1. Field of the Invention
The present invention relates to an ejector and an ejector cycle device using the same. The ejector cycle device can be suitably used for a vapor compression type refrigerating cycle using an ejector.
2. Description of the Related Art
As for a vapor compression type refrigerating cycle using an ejector, there is proposed a vapor compression type refrigerating cycle as described, for example, in JP-B1-3322263 (corresponding to U.S. Pat. Nos. 6,477,857, 6,574,987) that employs a vapor/liquid separator and an ejector for flowing only liquid-phase refrigerant into an evaporator. Moreover, JP-A-2005-37093 (corresponding to US 2005/0011221A1) proposes a vapor compression type refrigerating cycle including a differential pressure valve that is located between a vapor/liquid separator and an evaporator and has a differential pressure between before and after itself controlled nearly proportionally to a differential pressure between before and after an ejector, and a check valve that is arranged in series with this differential pressure valve and allows refrigerant to flow only in a direction in which refrigerant flows from the liquid refrigerant outlet of the vapor/liquid separator.
However, one of problems of the vapor compression type refrigerating cycle using the above-mentioned conventional ejector is that when the performance of an ejector is degraded, in particular, in the case of low outside air temperature, the amount of refrigerant flowing through an evaporator decreases to degrade the performance of the evaporator. For this reason, it is demanded to provide a cycle construction in which even when the performance of the ejector is degraded, refrigerant flows through the evaporator.

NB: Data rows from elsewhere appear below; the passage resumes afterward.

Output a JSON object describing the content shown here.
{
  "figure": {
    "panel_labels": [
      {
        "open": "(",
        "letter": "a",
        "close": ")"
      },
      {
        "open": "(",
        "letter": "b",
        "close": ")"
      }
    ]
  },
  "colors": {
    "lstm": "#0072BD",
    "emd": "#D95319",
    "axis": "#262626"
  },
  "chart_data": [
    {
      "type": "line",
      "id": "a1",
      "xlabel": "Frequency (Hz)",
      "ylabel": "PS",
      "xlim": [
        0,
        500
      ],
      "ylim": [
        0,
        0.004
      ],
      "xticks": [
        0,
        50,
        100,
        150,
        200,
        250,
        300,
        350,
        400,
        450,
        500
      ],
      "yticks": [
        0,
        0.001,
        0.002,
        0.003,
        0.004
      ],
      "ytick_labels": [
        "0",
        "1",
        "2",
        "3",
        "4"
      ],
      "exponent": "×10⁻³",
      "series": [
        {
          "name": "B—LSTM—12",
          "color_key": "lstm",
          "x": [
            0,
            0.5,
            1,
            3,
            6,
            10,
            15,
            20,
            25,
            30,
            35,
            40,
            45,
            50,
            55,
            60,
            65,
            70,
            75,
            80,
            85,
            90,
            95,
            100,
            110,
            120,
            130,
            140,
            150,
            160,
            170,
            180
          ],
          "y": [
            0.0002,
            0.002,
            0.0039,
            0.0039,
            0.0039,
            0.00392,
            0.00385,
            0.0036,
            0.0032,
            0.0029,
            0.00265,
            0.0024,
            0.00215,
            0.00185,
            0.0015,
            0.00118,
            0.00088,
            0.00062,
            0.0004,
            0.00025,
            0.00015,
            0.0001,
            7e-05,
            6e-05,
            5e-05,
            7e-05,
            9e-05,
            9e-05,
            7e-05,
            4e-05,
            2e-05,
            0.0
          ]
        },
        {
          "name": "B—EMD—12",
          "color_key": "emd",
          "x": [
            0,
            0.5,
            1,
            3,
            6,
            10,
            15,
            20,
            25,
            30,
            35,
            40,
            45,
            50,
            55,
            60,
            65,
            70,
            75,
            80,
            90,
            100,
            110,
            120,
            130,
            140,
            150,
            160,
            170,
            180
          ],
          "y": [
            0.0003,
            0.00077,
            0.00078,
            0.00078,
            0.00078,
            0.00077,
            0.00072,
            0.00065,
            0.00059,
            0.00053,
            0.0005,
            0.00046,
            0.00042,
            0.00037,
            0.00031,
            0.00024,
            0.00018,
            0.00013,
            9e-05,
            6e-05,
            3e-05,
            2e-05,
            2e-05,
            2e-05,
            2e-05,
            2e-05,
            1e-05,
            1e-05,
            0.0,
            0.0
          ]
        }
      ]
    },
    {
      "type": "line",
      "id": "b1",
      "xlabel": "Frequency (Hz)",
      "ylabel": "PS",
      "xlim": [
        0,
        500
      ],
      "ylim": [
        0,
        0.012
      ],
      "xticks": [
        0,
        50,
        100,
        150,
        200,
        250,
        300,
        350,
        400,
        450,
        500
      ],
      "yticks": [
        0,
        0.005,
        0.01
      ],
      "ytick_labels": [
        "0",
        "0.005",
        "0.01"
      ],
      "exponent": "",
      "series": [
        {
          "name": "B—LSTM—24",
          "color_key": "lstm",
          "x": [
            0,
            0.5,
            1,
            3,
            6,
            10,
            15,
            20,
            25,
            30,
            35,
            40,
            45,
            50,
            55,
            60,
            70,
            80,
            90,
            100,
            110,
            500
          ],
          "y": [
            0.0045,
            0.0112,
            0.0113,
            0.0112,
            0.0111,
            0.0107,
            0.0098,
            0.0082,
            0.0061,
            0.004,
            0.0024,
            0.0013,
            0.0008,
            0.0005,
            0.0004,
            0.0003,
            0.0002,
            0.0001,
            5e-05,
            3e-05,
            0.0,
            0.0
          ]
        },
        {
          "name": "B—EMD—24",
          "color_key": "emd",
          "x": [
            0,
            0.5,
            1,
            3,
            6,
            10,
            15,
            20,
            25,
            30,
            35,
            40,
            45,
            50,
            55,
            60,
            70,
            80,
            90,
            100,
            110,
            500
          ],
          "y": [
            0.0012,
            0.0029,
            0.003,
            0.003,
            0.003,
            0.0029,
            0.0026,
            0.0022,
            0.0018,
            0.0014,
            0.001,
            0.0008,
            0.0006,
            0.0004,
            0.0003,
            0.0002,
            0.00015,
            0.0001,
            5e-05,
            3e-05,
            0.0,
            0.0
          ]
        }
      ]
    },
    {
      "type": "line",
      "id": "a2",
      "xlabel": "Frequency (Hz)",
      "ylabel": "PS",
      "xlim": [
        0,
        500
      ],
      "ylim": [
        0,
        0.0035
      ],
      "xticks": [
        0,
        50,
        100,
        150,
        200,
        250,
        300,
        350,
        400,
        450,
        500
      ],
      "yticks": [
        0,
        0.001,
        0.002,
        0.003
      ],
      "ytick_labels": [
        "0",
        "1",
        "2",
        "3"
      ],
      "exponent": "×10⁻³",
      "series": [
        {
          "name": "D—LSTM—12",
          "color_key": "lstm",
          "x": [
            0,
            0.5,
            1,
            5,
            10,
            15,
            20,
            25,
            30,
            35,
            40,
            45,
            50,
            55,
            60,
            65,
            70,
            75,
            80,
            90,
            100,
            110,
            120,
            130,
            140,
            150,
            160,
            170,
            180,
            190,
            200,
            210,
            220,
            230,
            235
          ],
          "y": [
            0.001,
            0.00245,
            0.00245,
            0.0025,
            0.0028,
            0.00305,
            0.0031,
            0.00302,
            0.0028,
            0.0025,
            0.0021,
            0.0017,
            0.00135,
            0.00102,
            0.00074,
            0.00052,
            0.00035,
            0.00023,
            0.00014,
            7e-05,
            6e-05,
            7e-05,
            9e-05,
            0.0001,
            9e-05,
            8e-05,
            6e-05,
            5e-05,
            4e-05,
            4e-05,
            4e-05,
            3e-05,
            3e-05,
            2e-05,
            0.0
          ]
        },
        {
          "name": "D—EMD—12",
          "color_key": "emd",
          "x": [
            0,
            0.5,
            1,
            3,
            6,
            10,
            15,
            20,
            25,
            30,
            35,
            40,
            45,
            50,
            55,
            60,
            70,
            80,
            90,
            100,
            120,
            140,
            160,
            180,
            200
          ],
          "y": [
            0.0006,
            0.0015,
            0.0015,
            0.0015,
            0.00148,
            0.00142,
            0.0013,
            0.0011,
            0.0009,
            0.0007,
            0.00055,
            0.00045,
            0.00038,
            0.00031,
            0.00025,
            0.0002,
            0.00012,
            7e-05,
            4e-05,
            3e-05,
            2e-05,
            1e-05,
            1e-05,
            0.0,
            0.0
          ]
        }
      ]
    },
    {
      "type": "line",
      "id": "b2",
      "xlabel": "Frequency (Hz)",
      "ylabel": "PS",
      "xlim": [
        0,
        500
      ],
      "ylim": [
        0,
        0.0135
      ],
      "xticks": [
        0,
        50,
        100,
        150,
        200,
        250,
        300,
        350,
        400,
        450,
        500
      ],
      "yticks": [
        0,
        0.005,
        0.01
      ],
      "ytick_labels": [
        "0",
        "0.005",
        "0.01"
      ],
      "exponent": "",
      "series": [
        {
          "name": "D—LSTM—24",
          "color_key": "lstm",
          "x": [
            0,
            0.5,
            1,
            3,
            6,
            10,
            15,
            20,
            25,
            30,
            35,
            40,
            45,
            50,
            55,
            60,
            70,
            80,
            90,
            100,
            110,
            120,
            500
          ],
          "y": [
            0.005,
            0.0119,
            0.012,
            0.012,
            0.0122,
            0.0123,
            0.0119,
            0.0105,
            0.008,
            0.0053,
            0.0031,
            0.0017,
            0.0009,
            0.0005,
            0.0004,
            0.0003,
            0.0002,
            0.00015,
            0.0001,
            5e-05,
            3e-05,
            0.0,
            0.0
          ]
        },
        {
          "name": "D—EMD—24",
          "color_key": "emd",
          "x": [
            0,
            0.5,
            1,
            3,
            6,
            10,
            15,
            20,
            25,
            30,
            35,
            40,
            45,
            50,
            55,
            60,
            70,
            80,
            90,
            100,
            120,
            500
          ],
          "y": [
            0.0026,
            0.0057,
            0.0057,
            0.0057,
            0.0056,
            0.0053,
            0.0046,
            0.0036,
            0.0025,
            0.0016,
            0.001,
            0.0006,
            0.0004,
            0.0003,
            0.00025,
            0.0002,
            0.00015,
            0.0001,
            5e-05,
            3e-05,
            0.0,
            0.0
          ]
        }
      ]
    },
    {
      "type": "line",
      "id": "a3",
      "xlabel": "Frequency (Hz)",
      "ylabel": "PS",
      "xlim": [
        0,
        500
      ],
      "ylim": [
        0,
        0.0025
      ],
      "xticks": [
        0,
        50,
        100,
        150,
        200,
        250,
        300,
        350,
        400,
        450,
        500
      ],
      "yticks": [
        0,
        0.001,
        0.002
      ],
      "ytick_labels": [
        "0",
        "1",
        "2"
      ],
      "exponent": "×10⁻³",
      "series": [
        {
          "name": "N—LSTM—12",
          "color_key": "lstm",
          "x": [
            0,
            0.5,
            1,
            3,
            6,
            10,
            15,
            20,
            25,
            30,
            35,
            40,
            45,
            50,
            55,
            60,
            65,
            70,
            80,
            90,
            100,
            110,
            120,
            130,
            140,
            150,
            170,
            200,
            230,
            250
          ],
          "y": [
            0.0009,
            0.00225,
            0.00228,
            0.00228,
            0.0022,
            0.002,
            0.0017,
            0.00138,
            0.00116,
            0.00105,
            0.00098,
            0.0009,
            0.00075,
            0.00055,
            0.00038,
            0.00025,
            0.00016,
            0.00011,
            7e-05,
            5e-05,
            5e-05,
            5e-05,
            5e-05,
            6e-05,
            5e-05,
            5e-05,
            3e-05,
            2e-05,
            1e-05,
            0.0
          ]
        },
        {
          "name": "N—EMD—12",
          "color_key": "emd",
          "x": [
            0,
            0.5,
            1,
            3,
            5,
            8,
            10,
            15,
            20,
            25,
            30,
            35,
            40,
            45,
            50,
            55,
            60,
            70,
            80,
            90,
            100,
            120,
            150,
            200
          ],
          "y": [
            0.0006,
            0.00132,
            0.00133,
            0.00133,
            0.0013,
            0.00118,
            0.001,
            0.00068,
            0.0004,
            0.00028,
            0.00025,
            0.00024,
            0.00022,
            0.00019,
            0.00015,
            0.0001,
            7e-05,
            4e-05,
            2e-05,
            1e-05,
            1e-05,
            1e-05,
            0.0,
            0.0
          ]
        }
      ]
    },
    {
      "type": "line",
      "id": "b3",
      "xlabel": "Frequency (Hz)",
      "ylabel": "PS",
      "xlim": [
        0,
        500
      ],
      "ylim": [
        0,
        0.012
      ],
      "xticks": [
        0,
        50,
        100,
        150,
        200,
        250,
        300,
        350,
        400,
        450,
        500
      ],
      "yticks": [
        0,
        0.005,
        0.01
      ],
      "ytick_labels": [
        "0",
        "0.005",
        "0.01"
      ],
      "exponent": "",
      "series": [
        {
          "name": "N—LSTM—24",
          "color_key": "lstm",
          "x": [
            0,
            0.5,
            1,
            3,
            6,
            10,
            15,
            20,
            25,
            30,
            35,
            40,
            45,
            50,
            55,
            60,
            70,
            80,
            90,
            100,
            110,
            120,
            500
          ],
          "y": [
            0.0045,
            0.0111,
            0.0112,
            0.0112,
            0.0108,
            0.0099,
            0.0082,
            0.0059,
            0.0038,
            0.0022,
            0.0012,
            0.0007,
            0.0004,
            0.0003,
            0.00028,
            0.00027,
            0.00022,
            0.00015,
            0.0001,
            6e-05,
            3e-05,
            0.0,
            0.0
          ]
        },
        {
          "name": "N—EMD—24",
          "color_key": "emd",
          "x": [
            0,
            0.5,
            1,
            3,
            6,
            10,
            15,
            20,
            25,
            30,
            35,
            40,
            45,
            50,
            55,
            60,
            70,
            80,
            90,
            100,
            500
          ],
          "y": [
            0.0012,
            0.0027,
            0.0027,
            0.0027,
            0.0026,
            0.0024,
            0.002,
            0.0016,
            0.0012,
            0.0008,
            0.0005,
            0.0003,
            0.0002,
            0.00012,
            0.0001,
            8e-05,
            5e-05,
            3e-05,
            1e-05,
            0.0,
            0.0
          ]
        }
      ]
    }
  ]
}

Moreover, a vapor compression type heat pump cycle in which heat on a low temperature side is transferred to a high temperature side by the use of an ejector is described in U.S. Pat. No. 6,550,265. Here, an ejector type heat pump cycle is provided to switch two heat exchangers between the high temperature side and the low temperature side by the use of two four-way valves.
However, the heat pump cycle constructed of two four-way valves increases cost and also decreases the ease with which it is mounted.
Moreover, there has been known an ejector cycle device in which a nozzle portion of an ejector and a pressure reducing means separate from the nozzle portion are integrated with each other, thereby being reduced in size (e.g., JP-A-2004-44906 corresponding to U.S. Pat. No. 6,871,506).
In the cycle disclosed in JP-A-2004-44906, an ejector with which a variable throttle is integrated is connected to the downstream side of a radiator, an accumulator is connected to the downstream side of the ejector, the liquid-phase refrigerant outlet of the accumulator is connected to the inlet of an evaporator, and the outlet of the evaporator is connected to the refrigerant suction port of the ejector. Therefore, the amount of refrigerant drawn by the evaporator depends only on the suction capacity of the ejector. For this reason, when the difference between high pressure and low pressure of the cycle becomes small and hence the input of the ejector decreases, the suction capacity of the ejector decreases, and the flow rate of refrigerant of the evaporator decreases. In this case, the evaporator cannot fully exert a cooling capacity.